Willem Egbert Kroesen
Willem Egbert Kroesen | ||
---|---|---|
Commandant van het Indische leger Kroesen | ||
Geboren | 7 februari 1817 Groningen | |
Overleden | 22 juni 1873 Scheveningen | |
Land/zijde | Nederland | |
Onderdeel | Koninklijke Landmacht Koninklijk Nederlandsch-Indisch Leger | |
Dienstjaren | 1829 - 1873 | |
Rang | Luitenant-generaal | |
Bevel | Koninklijk Nederlandsch-Indisch Leger | |
Slagen/oorlogen | Belgische Revolutie
| |
Onderscheidingen | Militaire Willems-Orde |
Willem Egbert Kroesen (Groningen, 7 februari 1817 - Scheveningen, 22 juni 1873) was een Nederlandse generaal en commandant van het Koninklijk Nederlandsch-Indisch Leger.
Loopbaan
[bewerken | brontekst bewerken]Kroesen trad in 1829 in dienst bij het Nederlandse leger, waar hij de onderofficiersrangen doorliep. In 1836 werd hij benoemd tot tweede luitenant der infanterie; in 1838 vertrok hij naar het Nederlands-Indisch leger, waar hij in 1840 benoemd werd tot eerste luitenant, in 1845 tot kapitein, in 1853 tot majoor en in 1856 tot luitenant-kolonel. In 1856 en 1857 was hij militair commandant van de Westerafdeling van Borneo. In de jaren 1858-1860 verbleef hij met verlof in Nederland. In 1860 fungeerde hij als militair commandant en waarnemend resident van Palembang en in 1861 als militair commandant van Makassar en waarnemend gouverneur van Celebes. In 1862 werd hij kolonel. In 1864 werd hij tot lid van de Raad van Nederlandsch-Indië benoemd, met als titulaire rang generaal-majoor. In 1868 werd hij gepensioneerd. Hij vertrok naar Nederland, maar in 1869 deed de overheid een beroep op hem. Hij werd bevorderd tot luitenant-generaal en benoemd tot commandant van het Indische leger.[1]
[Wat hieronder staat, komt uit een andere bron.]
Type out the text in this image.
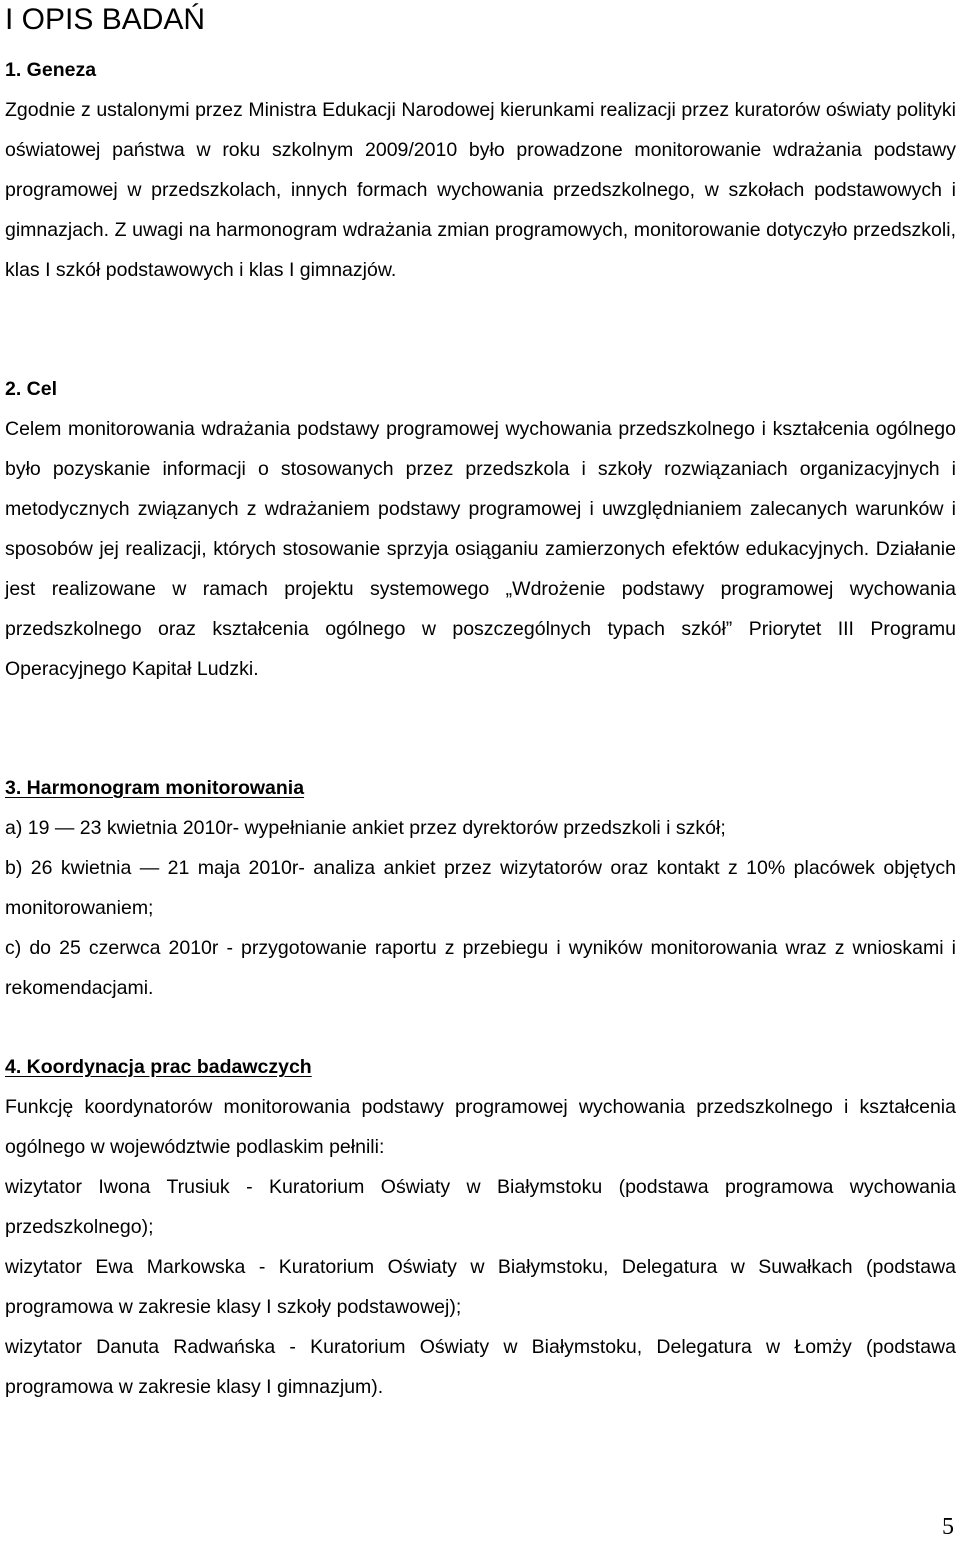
I OPIS BADAŃ

1. Geneza

Zgodnie z ustalonymi przez Ministra Edukacji Narodowej kierunkami realizacji przez kuratorów oświaty polityki oświatowej państwa w roku szkolnym 2009/2010 było prowadzone monitorowanie wdrażania podstawy programowej w przedszkolach, innych formach wychowania przedszkolnego, w szkołach podstawowych i gimnazjach. Z uwagi na harmonogram wdrażania zmian programowych, monitorowanie dotyczyło przedszkoli, klas I szkół podstawowych i klas I gimnazjów.

2. Cel

Celem monitorowania wdrażania podstawy programowej wychowania przedszkolnego i kształcenia ogólnego było pozyskanie informacji o stosowanych przez przedszkola i szkoły rozwiązaniach organizacyjnych i metodycznych związanych z wdrażaniem podstawy programowej i uwzględnianiem zalecanych warunków i sposobów jej realizacji, których stosowanie sprzyja osiąganiu zamierzonych efektów edukacyjnych. Działanie jest realizowane w ramach projektu systemowego „Wdrożenie podstawy programowej wychowania przedszkolnego oraz kształcenia ogólnego w poszczególnych typach szkół” Priorytet III Programu Operacyjnego Kapitał Ludzki.

3. Harmonogram monitorowania

a) 19 — 23 kwietnia 2010r- wypełnianie ankiet przez dyrektorów przedszkoli i szkół;

b) 26 kwietnia — 21 maja 2010r- analiza ankiet przez wizytatorów oraz kontakt z 10% placówek objętych monitorowaniem;

c) do 25 czerwca 2010r - przygotowanie raportu z przebiegu i wyników monitorowania wraz z wnioskami i rekomendacjami.

4. Koordynacja prac badawczych

Funkcję koordynatorów monitorowania podstawy programowej wychowania przedszkolnego i kształcenia ogólnego w województwie podlaskim pełnili:

wizytator Iwona Trusiuk - Kuratorium Oświaty w Białymstoku (podstawa programowa wychowania przedszkolnego);

wizytator Ewa Markowska - Kuratorium Oświaty w Białymstoku, Delegatura w Suwałkach (podstawa programowa w zakresie klasy I szkoły podstawowej);

wizytator Danuta Radwańska - Kuratorium Oświaty w Białymstoku, Delegatura w Łomży (podstawa programowa w zakresie klasy I gimnazjum).

5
Hij nam deel aan een groot aantal gevechten. In 1830-1832, tijdens de Belgische Revolutie, was hij een van de verdedigers van de Citadel van Antwerpen. In 1840 vocht hij op Sumatra's Westkust en in 1847 nam hij deel aan een strafexpeditie op het eiland Nias. Daarvoor werd Kroesen bij Koninklijk Besluit van 1 november 1850 nummer 39 benoemd tot ridder in de Militaire Willems-Orde vierde klasse.[2][3] In de jaren 1853-1855 vocht hij op Borneo. Daarvoor werd hij per Koninklijk Besluit van 21 oktober 1854 nummer 103 bevorderd tot ridder in de Militaire Willems-Orde derde klasse.[4][5] In 1858, tijdens zijn verlof in Nederland, werd hij bij Koninklijk Besluit van 14 oktober 1858 nummer 64 benoemd tot ridder in de Orde van de Nederlandse Leeuw.[6]
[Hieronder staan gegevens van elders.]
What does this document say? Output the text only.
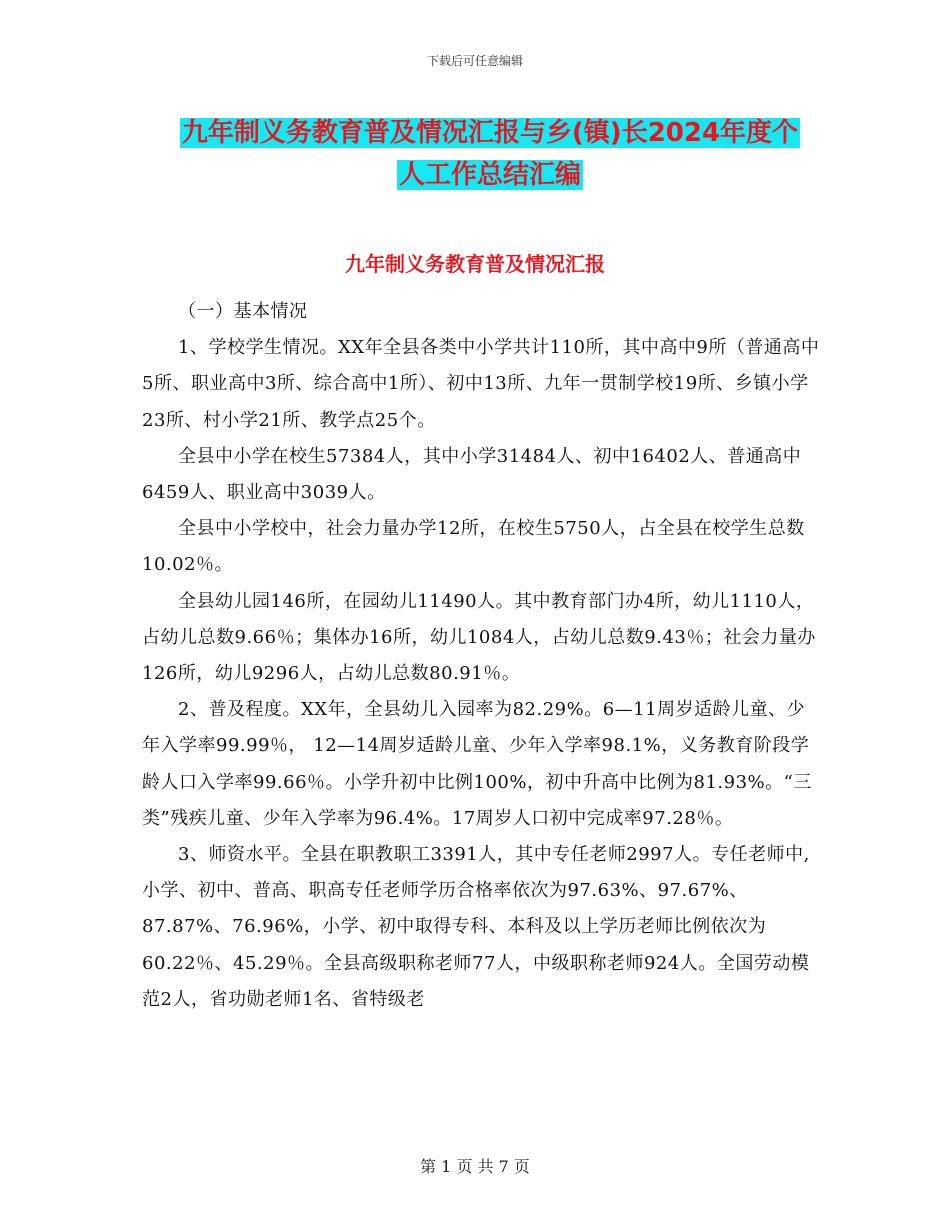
下载后可任意编辑
九年制义务教育普及情况汇报与乡(镇)长2024年度个
人工作总结汇编
九年制义务教育普及情况汇报

（一）基本情况

1、学校学生情况。XX年全县各类中小学共计110所，其中高中9所（普通高中5所、职业高中3所、综合高中1所）、初中13所、九年一贯制学校19所、乡镇小学23所、村小学21所、教学点25个。

全县中小学在校生57384人，其中小学31484人、初中16402人、普通高中6459人、职业高中3039人。

全县中小学校中，社会力量办学12所，在校生5750人，占全县在校学生总数10.02％。

全县幼儿园146所，在园幼儿11490人。其中教育部门办4所，幼儿1110人，占幼儿总数9.66％；集体办16所，幼儿1084人，占幼儿总数9.43％；社会力量办126所，幼儿9296人，占幼儿总数80.91％。

2、普及程度。XX年，全县幼儿入园率为82.29%。6—11周岁适龄儿童、少年入学率99.99％， 12—14周岁适龄儿童、少年入学率98.1%，义务教育阶段学龄人口入学率99.66％。小学升初中比例100%，初中升高中比例为81.93%。“三类”残疾儿童、少年入学率为96.4%。17周岁人口初中完成率97.28％。

3、师资水平。全县在职教职工3391人，其中专任老师2997人。专任老师中,小学、初中、普高、职高专任老师学历合格率依次为97.63%、97.67%、87.87%、76.96%，小学、初中取得专科、本科及以上学历老师比例依次为60.22％、45.29％。全县高级职称老师77人，中级职称老师924人。全国劳动模范2人，省功勋老师1名、省特级老

第 1 页 共 7 页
In het begin van 1873 kreeg hij eervol ontslag uit de dienst. Bij Koninklijk Besluit van 4 januari 1873 nummer 1 werd hij benoemd tot commandeur in de Orde van de Nederlandse Leeuw.[7] In april van dat jaar droeg hij het commando over het Indische leger over aan luitenant-generaal Whitton. Hij ging ten tweeden male met pensioen en vertrok naar Nederland. Op 22 juni 1873 overleed hij tijdens het baden in de zee bij Scheveningen aan de gevolgen van een hersenbloeding.[8] Hij werd begraven op Oud Eik en Duinen.[9]
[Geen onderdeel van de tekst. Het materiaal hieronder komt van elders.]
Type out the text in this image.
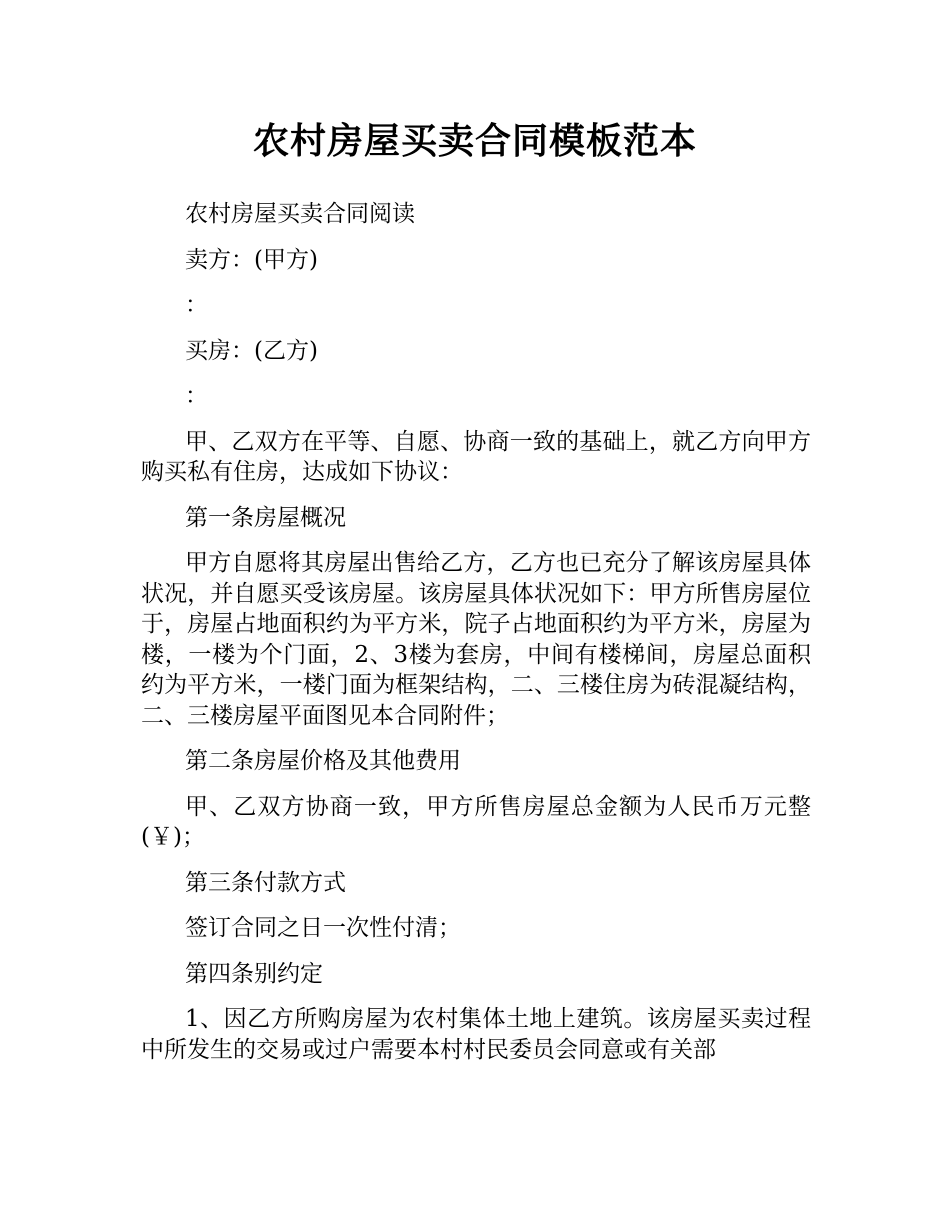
农村房屋买卖合同模板范本

农村房屋买卖合同阅读

卖方：(甲方)

：

买房：(乙方)

：

甲、乙双方在平等、自愿、协商一致的基础上，就乙方向甲方购买私有住房，达成如下协议：

第一条房屋概况

甲方自愿将其房屋出售给乙方，乙方也已充分了解该房屋具体状况，并自愿买受该房屋。该房屋具体状况如下：甲方所售房屋位于，房屋占地面积约为平方米，院子占地面积约为平方米，房屋为楼，一楼为个门面，2、3楼为套房，中间有楼梯间，房屋总面积约为平方米，一楼门面为框架结构，二、三楼住房为砖混凝结构，二、三楼房屋平面图见本合同附件；

第二条房屋价格及其他费用

甲、乙双方协商一致，甲方所售房屋总金额为人民币万元整(￥)；

第三条付款方式

签订合同之日一次性付清；

第四条别约定

1、因乙方所购房屋为农村集体土地上建筑。该房屋买卖过程中所发生的交易或过户需要本村村民委员会同意或有关部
In maart 1873 brak de oorlog met Atjeh uit, die met onderbrekingen tot 1914 zou duren. In april werd de eerste expeditie naar Atjeh gestuurd, die op een complete mislukking uitliep. Nog voordat het expeditieleger onverrichter zake terugkeerde naar Java, publiceerde Johannes Isaak de Rochemont, adjudant van gouverneur-generaal James Loudon, een artikel waarin hij Kroesen verantwoordelijk stelde voor de slechte uitrusting van het Indische leger.[10] Na terugkeer van het expeditieleger stelde Loudon een enquêtecommissie in om de schuldvraag te onderzoeken. Ook bij de verhoren van de commissie kwam de rol van Kroesen aan de orde. Zijn vroegere adjudant, kapitein G.C.E. van Daalen, verdedigde voor de commissie zijn inmiddels overleden chef. Hij betoogde dat Kroesen juist vele malen had gewaarschuwd dat de uitrusting van het leger ondermaats was, maar weinig gehoor vond bij de zuinige Nederlandse regering.[11]
Het stoomschip Luitenant-Generaal Kroesen
[bewerken | brontekst bewerken]In januari 1873 werd als eerbetoon aan Kroesen het stoomschip Earl Canning herdoopt in Luitenant-Generaal Kroesen. Het schip vervoerde passagiers en vracht binnen de Indische archipel. Op 21 juni 1876 liep het schip in Straat Soenda op een klip en brak het in tweeën. Van de ca. 300 opvarenden kwam de helft om.[12][13]
- G.F.W. Borel, Onze vestiging in Atjeh. Critisch beschreven, D.A. Thieme, 's-Gravenhage, 1878.
- ↑ In memoriam in de Java-bode van 28 juni 1873.
- ↑ Nederlandsche Staatscourant, 12 november 1850.
- ↑ Databank dapperheidsonderscheidingen, Militaire Willems-Orde: Kroesen, W.E., Niveau MWO 4. Gezien op 3 december 2016.
- ↑ Nederlandsche Staatscourant, 28 oktober 1854.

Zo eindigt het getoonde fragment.